Michael Mason (born June 28, 1971) is an American former professional soccer player who spent his playing career in Germany.

==Club career==
Mason was born in Kassel, Germany, but holds a U.S. passport. He began playing at lower division clubs KSV Baunatal and KSV Hessen Kassel before being picked up by Hamburger SV in 1994. He played with the reserve team until 1996, when he made the first of a handful of first team appearances.

In 1997, Mason's career hit its high point. He was playing Bundesliga football at Hamburg which led to U.S. national team Steve Sampson calling him up. That year, he earned five caps. He spent two years at FC St.

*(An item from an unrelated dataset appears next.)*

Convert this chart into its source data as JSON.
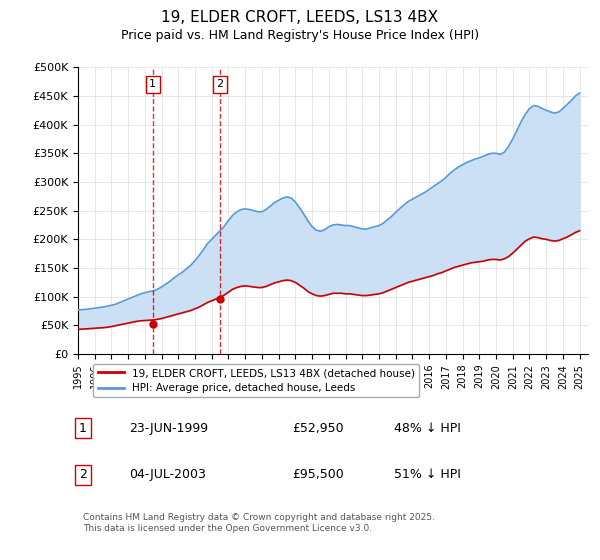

Pauli, then played briefly with FC Gütersloh, getting picked up by FC Carl Zeiss Jena during the 1999–2000 season.

He last played at a German Regionalliga Süd side, Hessen Kassel, a team he played with as a youth. At his previous team, SV Elversberg, he played for former U.S. national player Brent Goulet who was a longtime player and now coach for the team.

==International career==
Mason was discovered to be eligible for the United States national team through an e-mail that was sent to manager Steve Sampson. He was called up to several qualifier matches for the 1998 FIFA World Cup.